Recently I have been trying to find a good balanced debate between an evangelical perspective and a liberal or post-liberal perspective on theology. The search is important to me partly as a result of my past: I attended a (for the most part) post-liberal & neo-orthodox seminary, where evangelical perspectives were dismissed as "ignorant fundamentalism." While I attended this school, the school itself was dismissed by conservatives that I knew as being devoid of Christians, and I was warned to be careful or I might wind up in hell. This period in which I experienced joint condemnation was a time of extreme trial for my spiritual health, but by God's grace I prevailed and I am at peace with my evangelical beliefs, even as I consider myself at an advantage with respect to my understanding of a wide array of theology which many evangelicals have never encountered. But as part of my healing process, I would love to see a fruitful dialogue between the two groups, an honest attempt to understand one another's perspectives. But here is what I have seen so far:
The Alitzer Montgomery Debate
The first book I read that was a dialogue between evangelicals and a different perspective was the transcript of a debate between Thomas J.J. Alitzer and John Warwick Montgomery on the "God is Dead" theology. Alitzer was famous for his theology which suggested that the metaphor "God is dead" was the appropriate way to describe the current appropriate existential posture of Christians toward the divine. (That's a terribly inadequate summary of the perspective, but the details of the position are irrelevant).

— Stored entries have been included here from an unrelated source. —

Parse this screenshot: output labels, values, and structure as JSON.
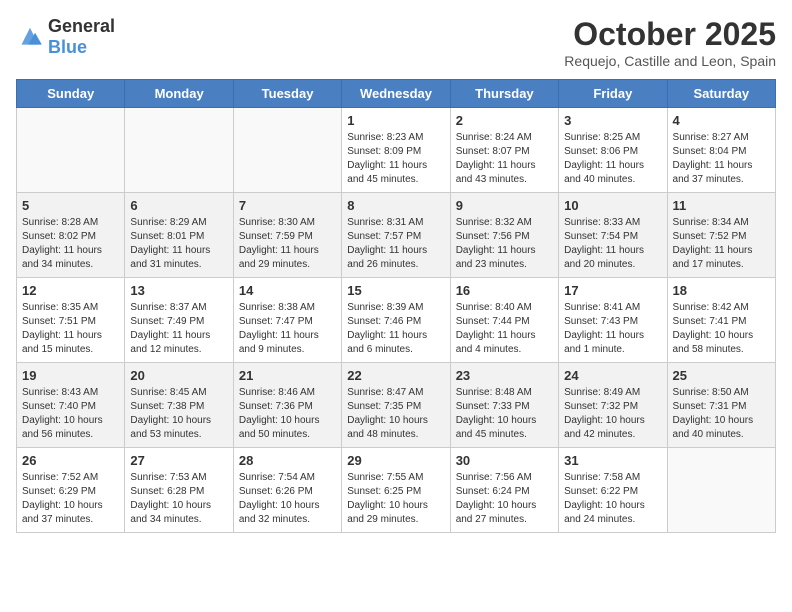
{
  "logo": {
    "general": "General",
    "blue": "Blue"
  },
  "title": {
    "month": "October 2025",
    "location": "Requejo, Castille and Leon, Spain"
  },
  "weekdays": [
    "Sunday",
    "Monday",
    "Tuesday",
    "Wednesday",
    "Thursday",
    "Friday",
    "Saturday"
  ],
  "weeks": [
    [
      {
        "day": "",
        "sunrise": "",
        "sunset": "",
        "daylight": ""
      },
      {
        "day": "",
        "sunrise": "",
        "sunset": "",
        "daylight": ""
      },
      {
        "day": "",
        "sunrise": "",
        "sunset": "",
        "daylight": ""
      },
      {
        "day": "1",
        "sunrise": "Sunrise: 8:23 AM",
        "sunset": "Sunset: 8:09 PM",
        "daylight": "Daylight: 11 hours and 45 minutes."
      },
      {
        "day": "2",
        "sunrise": "Sunrise: 8:24 AM",
        "sunset": "Sunset: 8:07 PM",
        "daylight": "Daylight: 11 hours and 43 minutes."
      },
      {
        "day": "3",
        "sunrise": "Sunrise: 8:25 AM",
        "sunset": "Sunset: 8:06 PM",
        "daylight": "Daylight: 11 hours and 40 minutes."
      },
      {
        "day": "4",
        "sunrise": "Sunrise: 8:27 AM",
        "sunset": "Sunset: 8:04 PM",
        "daylight": "Daylight: 11 hours and 37 minutes."
      }
    ],
    [
      {
        "day": "5",
        "sunrise": "Sunrise: 8:28 AM",
        "sunset": "Sunset: 8:02 PM",
        "daylight": "Daylight: 11 hours and 34 minutes."
      },
      {
        "day": "6",
        "sunrise": "Sunrise: 8:29 AM",
        "sunset": "Sunset: 8:01 PM",
        "daylight": "Daylight: 11 hours and 31 minutes."
      },
      {
        "day": "7",
        "sunrise": "Sunrise: 8:30 AM",
        "sunset": "Sunset: 7:59 PM",
        "daylight": "Daylight: 11 hours and 29 minutes."
      },
      {
        "day": "8",
        "sunrise": "Sunrise: 8:31 AM",
        "sunset": "Sunset: 7:57 PM",
        "daylight": "Daylight: 11 hours and 26 minutes."
      },
      {
        "day": "9",
        "sunrise": "Sunrise: 8:32 AM",
        "sunset": "Sunset: 7:56 PM",
        "daylight": "Daylight: 11 hours and 23 minutes."
      },
      {
        "day": "10",
        "sunrise": "Sunrise: 8:33 AM",
        "sunset": "Sunset: 7:54 PM",
        "daylight": "Daylight: 11 hours and 20 minutes."
      },
      {
        "day": "11",
        "sunrise": "Sunrise: 8:34 AM",
        "sunset": "Sunset: 7:52 PM",
        "daylight": "Daylight: 11 hours and 17 minutes."
      }
    ],
    [
      {
        "day": "12",
        "sunrise": "Sunrise: 8:35 AM",
        "sunset": "Sunset: 7:51 PM",
        "daylight": "Daylight: 11 hours and 15 minutes."
      },
      {
        "day": "13",
        "sunrise": "Sunrise: 8:37 AM",
        "sunset": "Sunset: 7:49 PM",
        "daylight": "Daylight: 11 hours and 12 minutes."
      },
      {
        "day": "14",
        "sunrise": "Sunrise: 8:38 AM",
        "sunset": "Sunset: 7:47 PM",
        "daylight": "Daylight: 11 hours and 9 minutes."
      },
      {
        "day": "15",
        "sunrise": "Sunrise: 8:39 AM",
        "sunset": "Sunset: 7:46 PM",
        "daylight": "Daylight: 11 hours and 6 minutes."
      },
      {
        "day": "16",
        "sunrise": "Sunrise: 8:40 AM",
        "sunset": "Sunset: 7:44 PM",
        "daylight": "Daylight: 11 hours and 4 minutes."
      },
      {
        "day": "17",
        "sunrise": "Sunrise: 8:41 AM",
        "sunset": "Sunset: 7:43 PM",
        "daylight": "Daylight: 11 hours and 1 minute."
      },
      {
        "day": "18",
        "sunrise": "Sunrise: 8:42 AM",
        "sunset": "Sunset: 7:41 PM",
        "daylight": "Daylight: 10 hours and 58 minutes."
      }
    ],
    [
      {
        "day": "19",
        "sunrise": "Sunrise: 8:43 AM",
        "sunset": "Sunset: 7:40 PM",
        "daylight": "Daylight: 10 hours and 56 minutes."
      },
      {
        "day": "20",
        "sunrise": "Sunrise: 8:45 AM",
        "sunset": "Sunset: 7:38 PM",
        "daylight": "Daylight: 10 hours and 53 minutes."
      },
      {
        "day": "21",
        "sunrise": "Sunrise: 8:46 AM",
        "sunset": "Sunset: 7:36 PM",
        "daylight": "Daylight: 10 hours and 50 minutes."
      },
      {
        "day": "22",
        "sunrise": "Sunrise: 8:47 AM",
        "sunset": "Sunset: 7:35 PM",
        "daylight": "Daylight: 10 hours and 48 minutes."
      },
      {
        "day": "23",
        "sunrise": "Sunrise: 8:48 AM",
        "sunset": "Sunset: 7:33 PM",
        "daylight": "Daylight: 10 hours and 45 minutes."
      },
      {
        "day": "24",
        "sunrise": "Sunrise: 8:49 AM",
        "sunset": "Sunset: 7:32 PM",
        "daylight": "Daylight: 10 hours and 42 minutes."
      },
      {
        "day": "25",
        "sunrise": "Sunrise: 8:50 AM",
        "sunset": "Sunset: 7:31 PM",
        "daylight": "Daylight: 10 hours and 40 minutes."
      }
    ],
    [
      {
        "day": "26",
        "sunrise": "Sunrise: 7:52 AM",
        "sunset": "Sunset: 6:29 PM",
        "daylight": "Daylight: 10 hours and 37 minutes."
      },
      {
        "day": "27",
        "sunrise": "Sunrise: 7:53 AM",
        "sunset": "Sunset: 6:28 PM",
        "daylight": "Daylight: 10 hours and 34 minutes."
      },
      {
        "day": "28",
        "sunrise": "Sunrise: 7:54 AM",
        "sunset": "Sunset: 6:26 PM",
        "daylight": "Daylight: 10 hours and 32 minutes."
      },
      {
        "day": "29",
        "sunrise": "Sunrise: 7:55 AM",
        "sunset": "Sunset: 6:25 PM",
        "daylight": "Daylight: 10 hours and 29 minutes."
      },
      {
        "day": "30",
        "sunrise": "Sunrise: 7:56 AM",
        "sunset": "Sunset: 6:24 PM",
        "daylight": "Daylight: 10 hours and 27 minutes."
      },
      {
        "day": "31",
        "sunrise": "Sunrise: 7:58 AM",
        "sunset": "Sunset: 6:22 PM",
        "daylight": "Daylight: 10 hours and 24 minutes."
      },
      {
        "day": "",
        "sunrise": "",
        "sunset": "",
        "daylight": ""
      }
    ]
  ]
}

What bothered me about the debate is that Montgomery arrived having read virtually every one of Alitzer's books, and with thorough citations from various authors in response. Alitzer arrived without any real preparation. At one point, amid Montgomery's rebuttle, he said "I've never met anyone who held this view before." It was evident that not only had Alitzer not prepared by reading any of Montgomery's work, he had not even read much evangelical thought at all. It was a frustrating debate (if it can even be called that).
Will the Real Jesus Please Stand Up? (I know, lame title)
The second book that I've read was primarily a debate between William Lane Craig and John Dominic Crossan on the historicity of the resurrection. I got this book from a friend, and was a bit embarrassed by it at first, to be honest. I've read lots of Crossan's work, and he is a stud of a scholar, but I've always had the idea that Craig was a bit of a pop culture apologist. I figured Craig would get destroyed, so the book just sat on my shelf for almost two years until I ran out of things to read. But the debate surprised me (really more shocked me) because Craig went into the debate with four key pieces of evidence and four key objections to Crossan's work, which Crossan never once addressed or rebutted. The debate was live, but several contributors from the Jesus Seminar and from evangelical seminaries contributed papers in response, and neither of the Jesus seminar respondents addressed a single one of Craig's main four points or four main objections. Now, I know that Crossan has written huge volumes of historical analysis, so why not address Craig's argument at all? He just talked past him, as did Marcus Borg and Robert J. Miller. It's like the "erudite" and "elite" scholars of the seminar dismissed the conservative points simply because they considered the scholars ignorant from the start, but the conservatives took the Jesus Seminar's arguments seriously (though they did fail to address some key points) but perpetuated the critical condemnation through such pejoratives as "peter pan theology" and jokes about Crossan disappearing in a puff of smoke when God demonstrated that Crossan was wrong in his views. In other words, each side's presentation was skewed from the start by the same assumptions I encountered at Duke, but the irony is that the "liberals" came off looking ignorant, and the "conservatives" came off looking less Christian.
Does anyone know of a good book that allows these groups to dialogue in a serious fashion?